Once again, Ellicott City has been drowned by torrential rain and ravaged by deadly flood waters. It was painful to witness yet another devastating flood in this old and beautiful town, but it wasn’t surprising.
I serve as executive director of the Center for Watershed Protection, a nonprofit based in Ellicott City that provides watershed and stormwater management consulting services to state and local governments and other clients. Our downtown offices were flooded several times before we moved to higher ground in 2014 — an ironic outcome for a stormwater management organization. While our reasons for moving went beyond flooding, including a growing staff and the advantages of a new location closer to the highway, we were fortunate to move when we did.
Today’s downtown business owners have an extremely difficult decision to make: whether to risk everything and rebuild, just two years removed from the last flood and with the knowledge that it could happen again. Ultimately, of course, every business owner must balance a wide range of factors and determine their best course of action.
But if it were my business, I would likely choose not to reopen until there are radical solutions to rebuild. The Main Street corridor simply has too many odds stacked against it right now.
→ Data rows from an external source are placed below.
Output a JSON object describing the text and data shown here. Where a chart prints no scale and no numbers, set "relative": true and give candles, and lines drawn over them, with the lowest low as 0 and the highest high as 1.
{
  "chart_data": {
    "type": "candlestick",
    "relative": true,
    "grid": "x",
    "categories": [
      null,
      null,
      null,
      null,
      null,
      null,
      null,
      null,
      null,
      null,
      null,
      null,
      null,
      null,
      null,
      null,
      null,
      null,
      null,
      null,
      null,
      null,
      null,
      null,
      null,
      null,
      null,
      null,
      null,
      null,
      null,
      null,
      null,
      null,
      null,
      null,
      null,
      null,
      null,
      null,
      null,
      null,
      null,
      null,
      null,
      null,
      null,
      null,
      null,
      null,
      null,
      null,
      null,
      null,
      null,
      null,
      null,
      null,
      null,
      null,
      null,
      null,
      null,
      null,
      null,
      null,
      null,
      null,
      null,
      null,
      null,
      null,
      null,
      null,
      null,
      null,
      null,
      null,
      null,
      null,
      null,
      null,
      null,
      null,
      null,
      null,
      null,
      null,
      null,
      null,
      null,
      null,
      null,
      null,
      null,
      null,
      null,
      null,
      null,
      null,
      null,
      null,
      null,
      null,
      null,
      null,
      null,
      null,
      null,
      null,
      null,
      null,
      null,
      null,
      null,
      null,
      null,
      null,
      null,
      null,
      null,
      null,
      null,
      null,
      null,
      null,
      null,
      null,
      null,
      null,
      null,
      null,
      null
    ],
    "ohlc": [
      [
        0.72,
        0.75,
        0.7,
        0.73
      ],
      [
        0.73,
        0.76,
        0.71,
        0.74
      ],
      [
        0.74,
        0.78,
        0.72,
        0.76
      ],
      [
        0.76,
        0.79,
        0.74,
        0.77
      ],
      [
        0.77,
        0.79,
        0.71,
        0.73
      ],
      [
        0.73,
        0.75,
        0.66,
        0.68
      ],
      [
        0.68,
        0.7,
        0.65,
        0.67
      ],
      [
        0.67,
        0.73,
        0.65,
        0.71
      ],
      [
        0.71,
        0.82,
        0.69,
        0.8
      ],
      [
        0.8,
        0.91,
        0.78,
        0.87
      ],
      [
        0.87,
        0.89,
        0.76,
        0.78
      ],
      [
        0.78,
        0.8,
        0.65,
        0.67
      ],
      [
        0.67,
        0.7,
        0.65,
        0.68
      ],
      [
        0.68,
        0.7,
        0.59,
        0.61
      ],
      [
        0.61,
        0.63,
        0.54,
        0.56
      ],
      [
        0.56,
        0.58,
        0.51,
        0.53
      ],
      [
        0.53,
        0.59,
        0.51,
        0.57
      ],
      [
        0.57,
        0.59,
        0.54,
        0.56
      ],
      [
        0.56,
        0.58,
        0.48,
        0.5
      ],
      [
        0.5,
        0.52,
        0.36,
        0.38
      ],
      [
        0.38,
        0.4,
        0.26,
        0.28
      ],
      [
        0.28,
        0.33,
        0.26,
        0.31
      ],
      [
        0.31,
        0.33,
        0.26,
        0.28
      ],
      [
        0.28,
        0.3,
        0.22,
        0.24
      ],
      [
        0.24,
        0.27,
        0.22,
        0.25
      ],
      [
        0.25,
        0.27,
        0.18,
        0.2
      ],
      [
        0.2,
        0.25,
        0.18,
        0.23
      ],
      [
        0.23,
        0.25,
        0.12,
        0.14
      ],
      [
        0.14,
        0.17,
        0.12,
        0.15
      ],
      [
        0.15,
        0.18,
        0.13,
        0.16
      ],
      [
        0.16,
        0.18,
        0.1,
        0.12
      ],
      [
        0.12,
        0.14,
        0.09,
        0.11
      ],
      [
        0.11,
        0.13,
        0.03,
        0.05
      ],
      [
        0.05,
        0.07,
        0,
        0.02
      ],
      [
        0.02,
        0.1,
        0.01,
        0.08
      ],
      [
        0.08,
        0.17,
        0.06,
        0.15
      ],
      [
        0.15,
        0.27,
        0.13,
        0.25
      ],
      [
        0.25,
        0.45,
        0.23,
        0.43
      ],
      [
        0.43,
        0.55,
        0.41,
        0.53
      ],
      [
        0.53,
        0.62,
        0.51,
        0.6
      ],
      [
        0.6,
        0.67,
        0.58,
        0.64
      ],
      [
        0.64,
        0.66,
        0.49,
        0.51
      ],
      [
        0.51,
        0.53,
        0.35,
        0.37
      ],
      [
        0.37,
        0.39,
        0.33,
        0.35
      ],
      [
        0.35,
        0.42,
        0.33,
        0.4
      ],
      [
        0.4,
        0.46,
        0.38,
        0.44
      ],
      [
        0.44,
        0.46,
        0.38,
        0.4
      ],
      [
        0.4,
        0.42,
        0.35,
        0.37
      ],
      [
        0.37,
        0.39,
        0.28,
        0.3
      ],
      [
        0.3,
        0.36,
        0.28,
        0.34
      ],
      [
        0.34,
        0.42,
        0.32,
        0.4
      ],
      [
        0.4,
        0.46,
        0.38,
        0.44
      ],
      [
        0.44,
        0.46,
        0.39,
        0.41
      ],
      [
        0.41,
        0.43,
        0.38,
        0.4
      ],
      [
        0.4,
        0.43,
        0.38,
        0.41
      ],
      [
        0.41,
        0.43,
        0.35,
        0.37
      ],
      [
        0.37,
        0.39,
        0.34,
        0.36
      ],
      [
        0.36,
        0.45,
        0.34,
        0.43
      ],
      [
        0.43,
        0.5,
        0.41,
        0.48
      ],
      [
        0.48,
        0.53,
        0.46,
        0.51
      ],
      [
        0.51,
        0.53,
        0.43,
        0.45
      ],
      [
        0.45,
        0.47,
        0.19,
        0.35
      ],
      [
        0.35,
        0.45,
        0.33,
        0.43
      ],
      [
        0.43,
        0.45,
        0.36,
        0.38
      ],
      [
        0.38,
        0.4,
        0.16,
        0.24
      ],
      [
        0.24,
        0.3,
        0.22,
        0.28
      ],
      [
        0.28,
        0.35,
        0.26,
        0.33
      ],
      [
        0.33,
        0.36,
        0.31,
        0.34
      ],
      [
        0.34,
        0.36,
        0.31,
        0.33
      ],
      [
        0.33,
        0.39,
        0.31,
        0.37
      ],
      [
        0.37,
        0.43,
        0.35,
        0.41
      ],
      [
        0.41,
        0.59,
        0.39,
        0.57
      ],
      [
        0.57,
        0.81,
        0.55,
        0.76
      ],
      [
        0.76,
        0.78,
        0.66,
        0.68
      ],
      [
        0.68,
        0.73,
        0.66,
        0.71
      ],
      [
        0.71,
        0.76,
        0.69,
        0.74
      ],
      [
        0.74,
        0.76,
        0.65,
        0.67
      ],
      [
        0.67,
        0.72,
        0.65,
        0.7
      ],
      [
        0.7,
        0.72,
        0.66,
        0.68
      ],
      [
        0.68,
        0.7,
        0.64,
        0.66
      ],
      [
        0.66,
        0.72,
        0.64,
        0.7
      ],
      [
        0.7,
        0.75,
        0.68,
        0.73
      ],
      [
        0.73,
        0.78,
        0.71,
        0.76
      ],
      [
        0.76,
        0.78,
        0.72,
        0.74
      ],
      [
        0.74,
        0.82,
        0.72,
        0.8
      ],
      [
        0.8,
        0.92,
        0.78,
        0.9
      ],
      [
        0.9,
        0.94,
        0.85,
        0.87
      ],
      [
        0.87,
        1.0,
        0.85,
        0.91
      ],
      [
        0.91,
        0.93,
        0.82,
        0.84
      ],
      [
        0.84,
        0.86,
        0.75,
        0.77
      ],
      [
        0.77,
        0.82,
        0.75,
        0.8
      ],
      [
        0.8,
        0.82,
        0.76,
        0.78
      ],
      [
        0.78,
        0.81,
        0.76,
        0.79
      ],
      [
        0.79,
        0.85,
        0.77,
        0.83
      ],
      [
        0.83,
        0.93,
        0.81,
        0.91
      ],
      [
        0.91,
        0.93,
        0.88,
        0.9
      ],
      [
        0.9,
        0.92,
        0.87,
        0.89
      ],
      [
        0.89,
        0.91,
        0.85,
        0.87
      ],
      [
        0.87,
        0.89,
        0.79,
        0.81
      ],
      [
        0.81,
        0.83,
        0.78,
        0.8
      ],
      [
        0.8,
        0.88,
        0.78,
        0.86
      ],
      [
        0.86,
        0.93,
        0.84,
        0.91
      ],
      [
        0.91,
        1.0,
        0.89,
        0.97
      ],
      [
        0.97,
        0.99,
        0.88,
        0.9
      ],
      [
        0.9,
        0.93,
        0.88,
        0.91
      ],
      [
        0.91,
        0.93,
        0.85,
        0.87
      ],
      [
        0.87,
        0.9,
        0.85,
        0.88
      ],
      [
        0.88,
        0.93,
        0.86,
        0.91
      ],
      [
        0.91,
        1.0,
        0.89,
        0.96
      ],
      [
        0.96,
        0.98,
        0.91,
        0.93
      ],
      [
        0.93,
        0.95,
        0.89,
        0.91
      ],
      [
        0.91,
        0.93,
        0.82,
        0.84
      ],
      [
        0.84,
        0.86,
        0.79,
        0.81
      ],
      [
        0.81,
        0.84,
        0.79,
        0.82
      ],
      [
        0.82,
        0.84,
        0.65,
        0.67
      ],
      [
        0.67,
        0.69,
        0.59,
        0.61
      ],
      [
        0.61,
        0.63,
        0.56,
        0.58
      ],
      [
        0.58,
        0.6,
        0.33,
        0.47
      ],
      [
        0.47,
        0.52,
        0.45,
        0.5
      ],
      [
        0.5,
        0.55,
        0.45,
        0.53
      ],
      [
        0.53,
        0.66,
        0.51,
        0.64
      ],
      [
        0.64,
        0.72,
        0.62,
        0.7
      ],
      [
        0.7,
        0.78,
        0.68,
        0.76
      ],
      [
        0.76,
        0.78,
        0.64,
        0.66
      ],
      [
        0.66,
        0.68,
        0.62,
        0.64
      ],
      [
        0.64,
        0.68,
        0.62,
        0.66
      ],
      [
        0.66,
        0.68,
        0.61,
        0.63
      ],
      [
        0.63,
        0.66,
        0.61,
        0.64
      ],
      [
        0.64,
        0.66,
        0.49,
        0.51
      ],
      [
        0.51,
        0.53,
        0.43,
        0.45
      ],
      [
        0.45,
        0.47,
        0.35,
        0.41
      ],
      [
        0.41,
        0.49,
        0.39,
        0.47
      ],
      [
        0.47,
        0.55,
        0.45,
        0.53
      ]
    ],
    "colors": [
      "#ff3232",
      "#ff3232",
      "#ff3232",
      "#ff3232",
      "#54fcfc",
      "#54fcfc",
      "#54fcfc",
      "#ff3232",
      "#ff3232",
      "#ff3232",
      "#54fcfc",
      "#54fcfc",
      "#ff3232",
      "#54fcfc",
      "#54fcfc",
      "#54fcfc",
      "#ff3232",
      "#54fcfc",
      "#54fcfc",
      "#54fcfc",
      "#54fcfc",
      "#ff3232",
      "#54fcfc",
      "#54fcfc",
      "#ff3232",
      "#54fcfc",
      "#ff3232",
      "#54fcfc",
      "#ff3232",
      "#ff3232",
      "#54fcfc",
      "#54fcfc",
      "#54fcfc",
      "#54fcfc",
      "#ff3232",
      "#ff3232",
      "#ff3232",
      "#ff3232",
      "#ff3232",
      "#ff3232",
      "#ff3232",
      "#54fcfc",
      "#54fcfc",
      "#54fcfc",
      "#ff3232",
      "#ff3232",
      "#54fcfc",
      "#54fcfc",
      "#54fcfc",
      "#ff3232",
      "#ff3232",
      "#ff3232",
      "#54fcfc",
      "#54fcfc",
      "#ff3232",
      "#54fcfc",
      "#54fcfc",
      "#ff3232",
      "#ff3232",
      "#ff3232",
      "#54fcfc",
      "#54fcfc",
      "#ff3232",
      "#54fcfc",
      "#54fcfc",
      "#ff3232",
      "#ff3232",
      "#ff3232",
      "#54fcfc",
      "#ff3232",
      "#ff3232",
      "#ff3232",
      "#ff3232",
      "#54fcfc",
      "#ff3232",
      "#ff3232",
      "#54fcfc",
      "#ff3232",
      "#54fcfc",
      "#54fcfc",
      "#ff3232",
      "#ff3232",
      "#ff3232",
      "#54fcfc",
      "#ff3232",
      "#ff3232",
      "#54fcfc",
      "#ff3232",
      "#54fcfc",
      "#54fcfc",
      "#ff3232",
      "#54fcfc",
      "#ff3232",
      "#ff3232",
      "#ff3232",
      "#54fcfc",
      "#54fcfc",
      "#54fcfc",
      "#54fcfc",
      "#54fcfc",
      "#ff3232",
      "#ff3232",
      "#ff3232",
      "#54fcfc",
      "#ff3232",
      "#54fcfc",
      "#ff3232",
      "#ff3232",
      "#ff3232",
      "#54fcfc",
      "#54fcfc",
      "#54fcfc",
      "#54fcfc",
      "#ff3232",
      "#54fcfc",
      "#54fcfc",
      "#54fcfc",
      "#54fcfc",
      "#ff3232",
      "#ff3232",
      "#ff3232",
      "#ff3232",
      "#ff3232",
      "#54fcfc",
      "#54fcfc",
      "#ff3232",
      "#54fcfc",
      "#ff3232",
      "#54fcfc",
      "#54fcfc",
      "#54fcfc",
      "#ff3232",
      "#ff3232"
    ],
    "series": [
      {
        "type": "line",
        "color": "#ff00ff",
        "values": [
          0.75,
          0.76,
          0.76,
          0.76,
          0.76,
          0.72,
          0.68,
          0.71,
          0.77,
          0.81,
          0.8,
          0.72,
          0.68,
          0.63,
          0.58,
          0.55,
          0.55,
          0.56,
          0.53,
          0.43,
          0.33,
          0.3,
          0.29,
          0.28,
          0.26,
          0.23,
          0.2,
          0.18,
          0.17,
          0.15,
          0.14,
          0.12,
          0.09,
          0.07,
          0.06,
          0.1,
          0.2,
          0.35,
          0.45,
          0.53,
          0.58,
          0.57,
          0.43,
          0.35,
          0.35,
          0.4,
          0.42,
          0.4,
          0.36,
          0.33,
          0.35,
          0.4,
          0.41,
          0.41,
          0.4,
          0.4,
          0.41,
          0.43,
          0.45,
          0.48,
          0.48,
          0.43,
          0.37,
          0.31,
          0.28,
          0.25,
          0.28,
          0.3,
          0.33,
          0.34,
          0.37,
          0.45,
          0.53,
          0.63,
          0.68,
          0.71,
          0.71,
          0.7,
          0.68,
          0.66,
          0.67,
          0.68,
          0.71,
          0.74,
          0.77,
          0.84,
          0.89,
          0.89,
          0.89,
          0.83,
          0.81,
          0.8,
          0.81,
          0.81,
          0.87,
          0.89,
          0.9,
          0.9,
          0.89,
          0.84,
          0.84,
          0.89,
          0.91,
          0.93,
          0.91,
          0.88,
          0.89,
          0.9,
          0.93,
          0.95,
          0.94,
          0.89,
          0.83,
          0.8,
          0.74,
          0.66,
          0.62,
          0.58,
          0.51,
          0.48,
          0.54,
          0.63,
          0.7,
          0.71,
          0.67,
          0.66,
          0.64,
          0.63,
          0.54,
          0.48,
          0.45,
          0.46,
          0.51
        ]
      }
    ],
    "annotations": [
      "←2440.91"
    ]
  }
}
First, the town’s geography, topography and hydrology mean historic downtown is in a floodplain, an extremely vulnerable area. Ellicott City sits at the bottom of a hill, where several streams that feed into the Patapsco River meet.
Second, runoff from highly-developed areas with a lack of trees and forests and acres of impervious land surface — concrete, parking lots, rooftops — above the town means the land surface cannot process inches of water in just a few hours. The result: rivers of runoff surging down Main Street.
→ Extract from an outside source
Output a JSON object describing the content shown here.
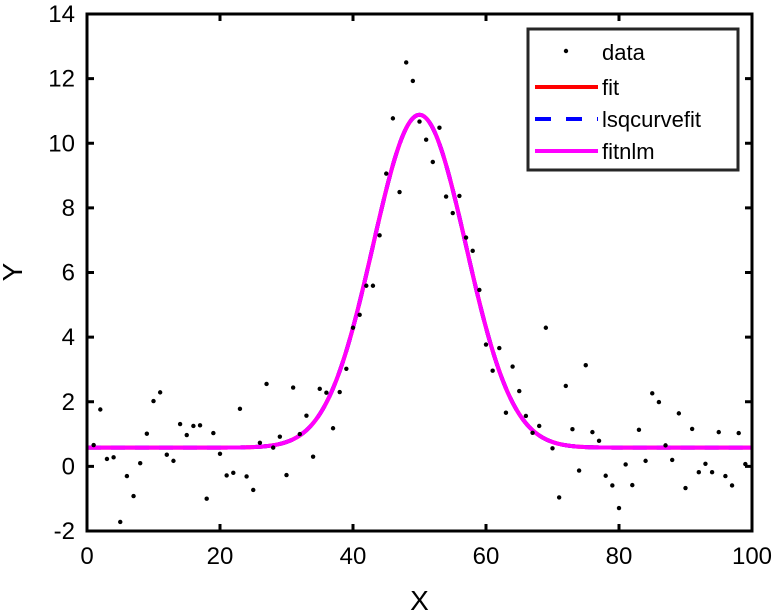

The third, and perhaps toughest problem to overcome, is climate change. The frequency of extreme rain events has increased. Extreme floods are also more common and will occur with far greater frequency than the “once every 1,000 years” the 2016 flood was described as. We need to be prepared for this.
The Center for Watershed Protection’s staff has technical expertise on how best to manage stormwater runoff that has progressed by leaps and bounds over the past 25 years. With an initial focus on protecting urban streams from the impacts of land development, we are now a national leader on stormwater management and watershed planning.
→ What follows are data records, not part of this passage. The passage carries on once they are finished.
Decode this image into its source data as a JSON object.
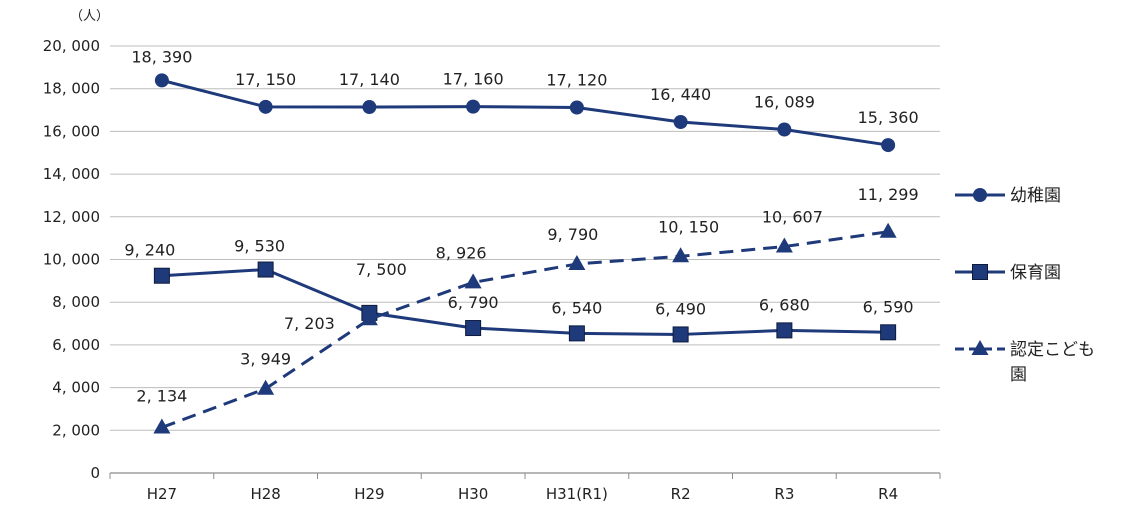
{
  "chart_data": {
    "type": "line",
    "y_unit_label": "（人）",
    "categories": [
      "H27",
      "H28",
      "H29",
      "H30",
      "H31(R1)",
      "R2",
      "R3",
      "R4"
    ],
    "ylim": [
      0,
      20000
    ],
    "yticks": [
      0,
      2000,
      4000,
      6000,
      8000,
      10000,
      12000,
      14000,
      16000,
      18000,
      20000
    ],
    "ytick_labels": [
      "0",
      "2, 000",
      "4, 000",
      "6, 000",
      "8, 000",
      "10, 000",
      "12, 000",
      "14, 000",
      "16, 000",
      "18, 000",
      "20, 000"
    ],
    "grid": true,
    "legend_position": "right",
    "series": [
      {
        "name": "幼稚園",
        "marker": "circle",
        "line_style": "solid",
        "color": "#1f3a7a",
        "values": [
          18390,
          17150,
          17140,
          17160,
          17120,
          16440,
          16089,
          15360
        ],
        "labels": [
          "18, 390",
          "17, 150",
          "17, 140",
          "17, 160",
          "17, 120",
          "16, 440",
          "16, 089",
          "15, 360"
        ]
      },
      {
        "name": "保育園",
        "marker": "square",
        "line_style": "solid",
        "color": "#1f3a7a",
        "values": [
          9240,
          9530,
          7500,
          6790,
          6540,
          6490,
          6680,
          6590
        ],
        "labels": [
          "9, 240",
          "9, 530",
          "7, 500",
          "6, 790",
          "6, 540",
          "6, 490",
          "6, 680",
          "6, 590"
        ]
      },
      {
        "name": "認定こども園",
        "marker": "triangle",
        "line_style": "dashed",
        "color": "#1f3a7a",
        "values": [
          2134,
          3949,
          7203,
          8926,
          9790,
          10150,
          10607,
          11299
        ],
        "labels": [
          "2, 134",
          "3, 949",
          "7, 203",
          "8, 926",
          "9, 790",
          "10, 150",
          "10, 607",
          "11, 299"
        ]
      }
    ]
  }
}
Based on our experience, I believe there is hope for Ellicott City, though the solutions will certainly not be simple. Building a few more rain gardens will not be enough. But a smart, strategic and multi-pronged approach could help lessen the devastating impacts of future floods.
First, the town should convert the lower-lying areas of historic downtown into natural areas or parks to dramatically aid stormwater management and the impacts of being in a floodplain. Opting to not rebuild in some areas will help reduce the risk to property and life and lessen impervious surfaces, and planting trees will further mitigate stormwater runoff.
Ellicott City also needs to implement engineered stormwater practices, such as retention ponds, to collect and treat stormwater runoff. Next, building underground pipes (like the system used by the City of Frederick) could store and convey the water safely during large storms. And finally, better maintenance of the town’s current drainage system could help prevent backups from clogs in the system. Howard County already has plans to implement stormwater controls such as this, through funding from FEMA.
There is no silver bullet for eliminating flooding in a floodplain, but rethinking Ellicott City with smart stormwater solutions could substantially improve the odds for this amazing and resilient community.